So on my commute to work and back the last few days a song I was obsessed with months ago keeps playing and it seems fitting given my current mental and emotional state. Shortly after that song plays a new song that I’m slightly obsessed with also plays. It’s an interesting juxtaposition of mood but both are accurate. I tend to be a glutton for punishment in relationships mostly because I don’t take my own advice. I know that love has never been enough to sustain any kind of relationship but until that emotion is totally and completely out of my system towards someone I can’t walk away. I still love both of my partners more than I don’t. I’m just exhausted right now. Thus nothing feels good or intriguing or even interesting if I’m honest. And right now I’m slightly fixated on noticing how much heavier one of my boobs is than the other. Like it’s bugging the shit out of me right now. Not enough that I’d likely do anything about it but if the yet to be scheduled mammogram means I have to do some sort of intervention then I will likely have it addressed. Apparently lots of women have the same issue but until it’s really noticeable the doctors say chill.
Anyhoo here are the songs in case you were wondering. I kinda love Ryan from OneRepublic. Songs catch my attention with either good music, good lyrics or a combination of both. Mr. Tedder tends to blend both well even if I don’t dig everything the group puts out. The stuff that resonates though hits me dead center though. In Rihanna’s case I’ll be honest I’ve been pleasantly surprised by her growth. Her stuff is usually catchy but disposable for me. When I heard her and Mikky Echo on Stay though I figured maybe I’d shortchanged her. Needed Me makes me giggle and relate and then she kicked in the door to my psyche with Love on the Brain.
The pertinent lyrics from this song are below:
Some people lie but they’re looking for magic
Others are quietly going insane
I feel alive when I’m close to the madness
No easy love could ever make me feel the same
The pertinent lyrics from this song are below:
You love when I fall apart (fall apart)
So you can put me together
And throw me against the wall
Oh, and baby I’m fist fighting with fire
Just to get close to you
Can we burn something babe?
And I run for miles just to get a taste
Must be love on the brain
That’s got me feeling this way (feeling this way)

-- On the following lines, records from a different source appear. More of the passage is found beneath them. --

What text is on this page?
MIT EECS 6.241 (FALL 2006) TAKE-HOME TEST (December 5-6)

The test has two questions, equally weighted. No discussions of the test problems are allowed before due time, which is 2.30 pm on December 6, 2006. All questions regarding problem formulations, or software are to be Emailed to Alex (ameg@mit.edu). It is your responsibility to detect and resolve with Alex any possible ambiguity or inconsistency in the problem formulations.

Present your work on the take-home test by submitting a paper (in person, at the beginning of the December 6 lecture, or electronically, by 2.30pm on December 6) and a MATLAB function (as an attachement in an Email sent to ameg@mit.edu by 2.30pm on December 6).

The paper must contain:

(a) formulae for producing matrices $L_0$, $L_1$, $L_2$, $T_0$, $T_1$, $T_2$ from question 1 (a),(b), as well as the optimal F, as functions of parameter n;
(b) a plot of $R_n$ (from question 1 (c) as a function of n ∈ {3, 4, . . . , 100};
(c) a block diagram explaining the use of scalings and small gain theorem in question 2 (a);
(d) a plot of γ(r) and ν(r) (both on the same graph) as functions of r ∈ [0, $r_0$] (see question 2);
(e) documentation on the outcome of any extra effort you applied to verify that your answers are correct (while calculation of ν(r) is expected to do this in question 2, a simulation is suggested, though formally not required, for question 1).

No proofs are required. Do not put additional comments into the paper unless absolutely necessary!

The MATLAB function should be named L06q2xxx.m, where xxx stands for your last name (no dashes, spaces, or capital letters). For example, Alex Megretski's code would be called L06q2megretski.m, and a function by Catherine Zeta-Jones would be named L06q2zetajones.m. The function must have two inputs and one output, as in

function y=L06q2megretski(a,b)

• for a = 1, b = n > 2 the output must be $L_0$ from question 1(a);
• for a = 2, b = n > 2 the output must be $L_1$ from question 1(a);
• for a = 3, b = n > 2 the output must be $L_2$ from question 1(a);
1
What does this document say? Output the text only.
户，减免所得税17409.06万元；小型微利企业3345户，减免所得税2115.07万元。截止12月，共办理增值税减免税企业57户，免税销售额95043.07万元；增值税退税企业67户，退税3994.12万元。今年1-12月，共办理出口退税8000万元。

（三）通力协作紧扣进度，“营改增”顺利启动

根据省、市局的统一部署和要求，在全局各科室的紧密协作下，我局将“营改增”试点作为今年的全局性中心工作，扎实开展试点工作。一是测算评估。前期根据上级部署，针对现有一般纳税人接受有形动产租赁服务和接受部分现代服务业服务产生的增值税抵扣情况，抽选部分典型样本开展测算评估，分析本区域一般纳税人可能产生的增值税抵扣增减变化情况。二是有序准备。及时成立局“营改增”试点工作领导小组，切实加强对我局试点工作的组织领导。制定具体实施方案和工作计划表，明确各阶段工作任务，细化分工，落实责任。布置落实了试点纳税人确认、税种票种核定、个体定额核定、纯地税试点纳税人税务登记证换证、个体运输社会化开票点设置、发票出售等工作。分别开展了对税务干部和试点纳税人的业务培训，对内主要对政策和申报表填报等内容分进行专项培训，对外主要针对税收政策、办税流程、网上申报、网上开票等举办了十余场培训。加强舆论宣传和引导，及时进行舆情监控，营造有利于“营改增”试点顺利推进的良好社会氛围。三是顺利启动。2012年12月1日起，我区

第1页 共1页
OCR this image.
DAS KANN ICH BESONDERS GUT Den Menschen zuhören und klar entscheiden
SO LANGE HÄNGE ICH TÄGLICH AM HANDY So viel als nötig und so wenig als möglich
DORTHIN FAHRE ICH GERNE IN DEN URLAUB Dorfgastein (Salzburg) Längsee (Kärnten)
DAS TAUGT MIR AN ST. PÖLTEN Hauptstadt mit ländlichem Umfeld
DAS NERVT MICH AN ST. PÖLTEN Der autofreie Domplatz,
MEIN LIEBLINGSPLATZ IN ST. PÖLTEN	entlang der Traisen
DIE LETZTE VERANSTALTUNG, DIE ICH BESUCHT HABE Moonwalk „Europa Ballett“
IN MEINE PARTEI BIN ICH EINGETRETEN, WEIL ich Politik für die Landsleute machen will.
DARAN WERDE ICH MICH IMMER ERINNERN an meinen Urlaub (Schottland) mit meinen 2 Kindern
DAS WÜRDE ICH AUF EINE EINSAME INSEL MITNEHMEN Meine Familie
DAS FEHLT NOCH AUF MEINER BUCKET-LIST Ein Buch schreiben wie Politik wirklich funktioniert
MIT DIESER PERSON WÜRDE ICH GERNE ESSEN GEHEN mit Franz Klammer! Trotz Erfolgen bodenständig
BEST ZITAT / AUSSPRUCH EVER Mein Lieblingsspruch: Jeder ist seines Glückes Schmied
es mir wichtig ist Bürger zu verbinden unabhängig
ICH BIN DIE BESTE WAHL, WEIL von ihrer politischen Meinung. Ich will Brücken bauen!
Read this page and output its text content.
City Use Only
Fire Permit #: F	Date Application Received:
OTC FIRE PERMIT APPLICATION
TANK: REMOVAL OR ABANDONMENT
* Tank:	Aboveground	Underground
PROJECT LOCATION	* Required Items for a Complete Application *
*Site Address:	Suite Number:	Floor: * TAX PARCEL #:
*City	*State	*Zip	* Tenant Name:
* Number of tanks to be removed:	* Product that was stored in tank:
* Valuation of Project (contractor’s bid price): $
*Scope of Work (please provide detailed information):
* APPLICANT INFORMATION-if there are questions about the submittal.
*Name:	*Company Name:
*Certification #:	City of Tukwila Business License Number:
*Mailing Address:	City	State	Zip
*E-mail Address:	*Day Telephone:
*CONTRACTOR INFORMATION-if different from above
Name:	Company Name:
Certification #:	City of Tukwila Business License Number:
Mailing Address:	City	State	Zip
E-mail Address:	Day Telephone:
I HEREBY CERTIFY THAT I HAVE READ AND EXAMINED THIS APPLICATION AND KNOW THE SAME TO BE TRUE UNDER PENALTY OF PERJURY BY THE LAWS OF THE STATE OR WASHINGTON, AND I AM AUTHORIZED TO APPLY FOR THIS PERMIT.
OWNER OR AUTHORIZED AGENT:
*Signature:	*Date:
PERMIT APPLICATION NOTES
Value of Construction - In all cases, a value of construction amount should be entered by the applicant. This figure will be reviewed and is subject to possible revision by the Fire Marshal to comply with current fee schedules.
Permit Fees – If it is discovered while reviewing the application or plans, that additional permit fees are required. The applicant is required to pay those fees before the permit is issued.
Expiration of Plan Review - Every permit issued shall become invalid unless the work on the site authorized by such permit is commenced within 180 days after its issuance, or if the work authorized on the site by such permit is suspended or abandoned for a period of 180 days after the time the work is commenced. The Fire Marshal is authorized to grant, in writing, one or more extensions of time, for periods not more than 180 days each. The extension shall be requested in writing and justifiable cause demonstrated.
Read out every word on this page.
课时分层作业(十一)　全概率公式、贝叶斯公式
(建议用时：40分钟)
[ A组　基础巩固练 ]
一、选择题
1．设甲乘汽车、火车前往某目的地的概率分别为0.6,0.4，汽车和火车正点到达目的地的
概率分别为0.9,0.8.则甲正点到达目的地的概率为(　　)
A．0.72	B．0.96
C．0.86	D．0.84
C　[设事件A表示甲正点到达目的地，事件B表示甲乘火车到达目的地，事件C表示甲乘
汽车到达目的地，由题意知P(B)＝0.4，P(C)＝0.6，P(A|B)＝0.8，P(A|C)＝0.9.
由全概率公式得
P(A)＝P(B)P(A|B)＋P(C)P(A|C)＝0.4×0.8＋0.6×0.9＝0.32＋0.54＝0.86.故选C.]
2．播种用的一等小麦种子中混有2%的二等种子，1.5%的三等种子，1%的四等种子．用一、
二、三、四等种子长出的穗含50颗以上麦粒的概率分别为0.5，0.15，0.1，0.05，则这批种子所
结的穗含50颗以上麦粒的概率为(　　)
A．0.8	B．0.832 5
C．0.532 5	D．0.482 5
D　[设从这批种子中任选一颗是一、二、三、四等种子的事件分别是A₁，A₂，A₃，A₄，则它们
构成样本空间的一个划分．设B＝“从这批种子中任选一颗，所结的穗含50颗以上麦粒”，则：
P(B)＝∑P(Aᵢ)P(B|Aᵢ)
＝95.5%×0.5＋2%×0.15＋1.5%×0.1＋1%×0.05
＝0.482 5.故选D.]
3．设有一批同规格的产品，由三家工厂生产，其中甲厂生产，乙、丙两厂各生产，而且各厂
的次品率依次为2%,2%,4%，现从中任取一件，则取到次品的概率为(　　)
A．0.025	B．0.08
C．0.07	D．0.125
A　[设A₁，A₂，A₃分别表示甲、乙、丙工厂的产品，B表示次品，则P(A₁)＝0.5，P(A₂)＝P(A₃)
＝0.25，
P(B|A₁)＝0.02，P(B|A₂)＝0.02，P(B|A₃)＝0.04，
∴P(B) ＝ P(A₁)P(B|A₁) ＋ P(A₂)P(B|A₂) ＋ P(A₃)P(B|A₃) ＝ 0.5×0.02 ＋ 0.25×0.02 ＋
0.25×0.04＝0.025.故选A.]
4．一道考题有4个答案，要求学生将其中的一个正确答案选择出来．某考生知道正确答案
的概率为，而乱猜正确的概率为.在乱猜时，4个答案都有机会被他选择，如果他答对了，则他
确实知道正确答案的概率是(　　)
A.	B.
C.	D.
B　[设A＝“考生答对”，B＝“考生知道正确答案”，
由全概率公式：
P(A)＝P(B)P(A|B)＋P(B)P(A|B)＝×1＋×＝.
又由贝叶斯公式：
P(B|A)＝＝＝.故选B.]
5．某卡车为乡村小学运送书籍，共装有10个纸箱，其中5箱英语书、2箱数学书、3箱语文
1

It beats me black and blue but it fucks me so good
And I can’t get enough
Must be love on the brain yeah
I have always struggled with being in relationships. It’s not I like dysfunction or deceit cause that shit is super not cool long-term but the idea of being a housewife (outside of a seriously kinky Stepford Wife) or settled into something that just made sense and thus was good for me has never really appealed to me. I could blame my parents but that would be a cop out. At some point they loved each other deeply enough to marry and have kids. At some point later they stopped feeling that way and really nothing much to about it but move on and be happy with other people. I think they both achieved that on some level even though their other long-term relationships eventually ended as well. That didn’t make me more or less jaded just was an isolated example of what could happen. I’ve seen just as many couples who have been together forever and are happy until one of them dies. Maybe I don’t trust safe because safe is just uninformed to me lol. Like there’s always bullshit in the background because as humans when we love someone we give up other things because they are enough of what we want to sacrifice what they are not. Except most of us can’t really do that forever. We aren’t wired to be that selfless. So partners explore whatever options are available to them and hope to not fuck up things too badly at home in the process and every blue moon blow up their lives because they meet someone that is everything their partner isn’t and they are willing to fist fight with fire.
Both of these songs encapsulate random pieces of my brain rehashing things. I feel wired when shit is frenetic and I can get high on it. And I will stay with someone that on so many possible levels isn’t the right one but who has seeped into my pores makes me stick around longer than I probably should. As I have gotten older I have done a better job of sorting out what things are generating what emotion but of course I’m not perfect and then I second guess what I’m doing and why.
On a totally positive note I figured out how to get my signature image the right size. Yeah me lol. I’m going to finish my dinner now and continue to mentally pack for my vacation. I took way too much shit last time but it’s going to be colder so no sandals and shorts this trip.